The irony of good emergency management is that its greatest triumphs look, from the outside, like overreaction. When the worst does not arrive—when the branches bend but do not break, when the ice on the lines never quite reaches the feared inch—it is tempting to chalk it all up to luck and television theatrics. But the calm that settled over Anderson as Fern passed through owed something to more than fortune. It owed itself to the people who had been living with the storm a week longer than the rest of us, the ones who had already pictured every darkened cul‑de‑sac and impassable driveway and then quietly organized the means to answer them.

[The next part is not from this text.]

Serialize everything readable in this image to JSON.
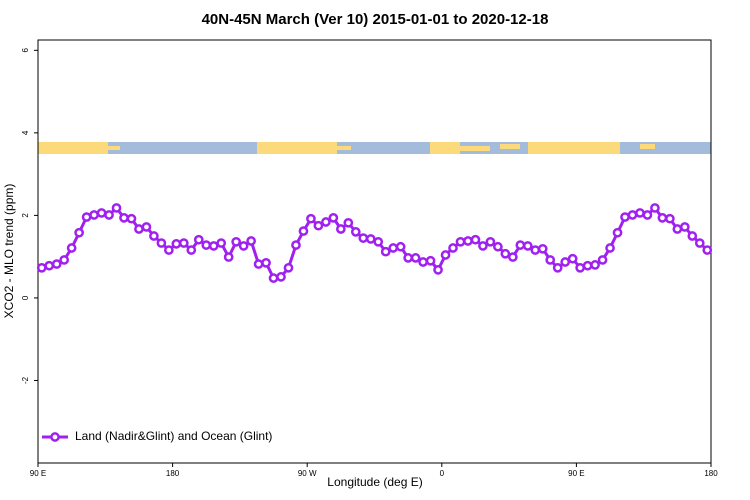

In the long, thin history of Anderson’s winters, this storm will sit somewhere toward the bottom of the list, far below the great snows of ’71 and ’73 and the ruinous ice of 2004, another entry in the chronicle of close calls. But for the men and women of Anderson County Emergency Management, for Hawkins and Fox and the crews and nurses and dispatchers whose names won’t appear in any headline, Fern was something else. It was a live‑fire drill that never quite turned into a disaster, a test passed in the most ordinary way: by showing up early, staying late, and making sure that, this time, the Ice King’s visit was little more than a story people will tell about how nothing much happened at all.